Она прислушалась к звукам, доносящимся из комнаты, где композитор Садовников отчаянно воевал с синкопами и прочими ритмическими изысками.
– Вы же слышите, господин Мазини, даже опытный музыкант не в состоянии сыграть эту музыку с листа правильно с первого же раза.
– А вы, стало быть, сможете? – недоверчиво скривился Мазини.
– Если хоть один раз услышу правильное исполнение, то смогу, – твердо пообещала Сандра. – Но какая интересная музыка! Живая, непривычная, свежая!
– Вот и мне так кажется, – обрадованно подхватил импресарио. – Эта музыка куда интереснее отживших классических форм! Но вот мой друг Садовников полагает, что в таком виде ее невозможно исполнить.
– Да отчего же? – как можно искреннее удивилась Сандра. – И сыграть возможно, и спеть. Позвольте, я вам продемонстрирую? Сыграю первый раз с листа, а потом без нот, и вы сами убедитесь.
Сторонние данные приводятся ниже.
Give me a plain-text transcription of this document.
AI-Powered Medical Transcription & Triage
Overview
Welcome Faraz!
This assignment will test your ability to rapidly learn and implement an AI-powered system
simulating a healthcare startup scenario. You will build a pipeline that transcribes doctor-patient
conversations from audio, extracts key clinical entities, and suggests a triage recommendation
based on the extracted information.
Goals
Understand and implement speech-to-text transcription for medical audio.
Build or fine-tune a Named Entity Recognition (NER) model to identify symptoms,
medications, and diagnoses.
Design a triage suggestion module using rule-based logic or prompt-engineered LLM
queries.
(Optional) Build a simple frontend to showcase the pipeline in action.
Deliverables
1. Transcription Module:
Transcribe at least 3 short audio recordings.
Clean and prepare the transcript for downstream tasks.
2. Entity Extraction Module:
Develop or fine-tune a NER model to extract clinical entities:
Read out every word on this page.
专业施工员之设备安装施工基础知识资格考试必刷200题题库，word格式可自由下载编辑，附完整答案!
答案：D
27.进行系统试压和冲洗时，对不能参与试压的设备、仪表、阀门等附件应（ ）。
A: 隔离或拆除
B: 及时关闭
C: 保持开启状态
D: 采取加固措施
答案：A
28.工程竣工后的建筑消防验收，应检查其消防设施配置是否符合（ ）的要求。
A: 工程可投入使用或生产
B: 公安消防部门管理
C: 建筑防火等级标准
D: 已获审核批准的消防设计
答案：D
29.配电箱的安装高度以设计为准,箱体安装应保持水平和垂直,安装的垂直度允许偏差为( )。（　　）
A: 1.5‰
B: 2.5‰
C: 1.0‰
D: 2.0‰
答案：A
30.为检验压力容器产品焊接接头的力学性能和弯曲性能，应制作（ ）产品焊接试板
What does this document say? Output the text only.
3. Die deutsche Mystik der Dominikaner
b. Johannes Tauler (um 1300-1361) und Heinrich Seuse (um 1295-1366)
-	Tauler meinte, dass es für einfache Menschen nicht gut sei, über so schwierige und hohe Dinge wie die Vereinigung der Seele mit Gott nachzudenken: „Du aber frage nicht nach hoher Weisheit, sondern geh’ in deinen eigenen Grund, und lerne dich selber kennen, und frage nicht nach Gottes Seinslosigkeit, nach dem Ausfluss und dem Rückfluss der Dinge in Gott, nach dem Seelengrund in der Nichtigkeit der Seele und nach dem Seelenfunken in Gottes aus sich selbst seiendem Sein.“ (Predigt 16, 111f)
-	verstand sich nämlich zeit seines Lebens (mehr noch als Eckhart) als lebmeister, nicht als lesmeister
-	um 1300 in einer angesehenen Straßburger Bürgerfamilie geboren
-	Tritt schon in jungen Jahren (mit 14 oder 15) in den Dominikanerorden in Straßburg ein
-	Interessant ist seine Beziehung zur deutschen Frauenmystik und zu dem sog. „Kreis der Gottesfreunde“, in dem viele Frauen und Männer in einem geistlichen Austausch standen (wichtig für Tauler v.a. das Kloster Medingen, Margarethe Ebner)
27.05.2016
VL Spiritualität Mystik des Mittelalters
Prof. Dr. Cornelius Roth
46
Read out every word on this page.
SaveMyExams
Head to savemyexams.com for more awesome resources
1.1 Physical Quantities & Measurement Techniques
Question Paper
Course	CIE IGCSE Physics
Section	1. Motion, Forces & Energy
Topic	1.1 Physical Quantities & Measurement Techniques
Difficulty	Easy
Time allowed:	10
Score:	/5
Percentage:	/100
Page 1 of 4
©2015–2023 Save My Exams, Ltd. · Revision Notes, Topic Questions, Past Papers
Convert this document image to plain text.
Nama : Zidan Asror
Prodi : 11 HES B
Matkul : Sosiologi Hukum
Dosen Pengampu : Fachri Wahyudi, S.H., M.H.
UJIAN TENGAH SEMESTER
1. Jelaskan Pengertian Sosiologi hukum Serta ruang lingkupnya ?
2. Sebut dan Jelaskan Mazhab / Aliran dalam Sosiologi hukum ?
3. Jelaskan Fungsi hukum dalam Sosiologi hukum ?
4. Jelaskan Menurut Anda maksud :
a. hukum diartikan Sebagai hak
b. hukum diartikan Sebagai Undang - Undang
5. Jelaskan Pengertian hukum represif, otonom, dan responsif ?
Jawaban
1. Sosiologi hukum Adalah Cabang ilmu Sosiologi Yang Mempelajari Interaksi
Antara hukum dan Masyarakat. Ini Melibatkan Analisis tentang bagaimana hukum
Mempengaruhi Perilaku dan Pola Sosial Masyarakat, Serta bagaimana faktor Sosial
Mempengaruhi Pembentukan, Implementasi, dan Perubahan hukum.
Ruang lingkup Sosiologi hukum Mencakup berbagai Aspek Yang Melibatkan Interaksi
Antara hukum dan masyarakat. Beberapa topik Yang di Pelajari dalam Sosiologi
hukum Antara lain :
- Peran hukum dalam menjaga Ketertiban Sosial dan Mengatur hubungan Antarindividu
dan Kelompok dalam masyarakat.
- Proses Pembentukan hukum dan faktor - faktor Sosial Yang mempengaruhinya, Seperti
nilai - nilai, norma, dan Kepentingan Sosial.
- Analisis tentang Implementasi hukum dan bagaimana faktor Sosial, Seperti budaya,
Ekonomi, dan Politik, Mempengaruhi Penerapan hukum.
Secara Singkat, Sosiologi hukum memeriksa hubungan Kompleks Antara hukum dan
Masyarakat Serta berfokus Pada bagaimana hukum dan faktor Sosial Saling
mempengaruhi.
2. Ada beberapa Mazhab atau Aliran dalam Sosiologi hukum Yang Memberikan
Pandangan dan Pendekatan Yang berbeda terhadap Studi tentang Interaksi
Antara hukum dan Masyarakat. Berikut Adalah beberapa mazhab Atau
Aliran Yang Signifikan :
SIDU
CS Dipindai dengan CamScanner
– Только сыграете? Или споете тоже?
Она скромно улыбнулась.
– Как пожелаете.
– И верхнее до-диез возьмете? И ре малой октавы?
– Возьму, – решительно ответила она.
Александра Рыбакова знала за собой множество недостатков, но на трудолюбие и упорство в достижении поставленной цели она пожаловаться никак не могла. О планах Мазини составить «мозаику» из музыки на американский манер она узнала еще на собрании кружка, и после визита к Казарину, взяв извозчика, объехала нескольких знакомых, у одного из которых нашлись ноты новомодной американской музыки под названием «джаз». Всю ночь Сандра просидела за роялем, приглушив звук модератором, и разбирала ноты, приноравливаясь к непривычному ритму и запоминая распространенные мелодические фигуры. К утру она почувствовала, что справится и вполне прилично прочитает любой музыкальный текст заокеанского «нового стиля». Голос она тоже попробовала и убедилась, что похвалы ее педагога по вокалу были не беспочвенными: он утверждал, что у Сашеньки огромный диапазон, но ей, не испытывавшей ни малейшего желания блистать на оперной сцене, эти слова казались пустым звуком.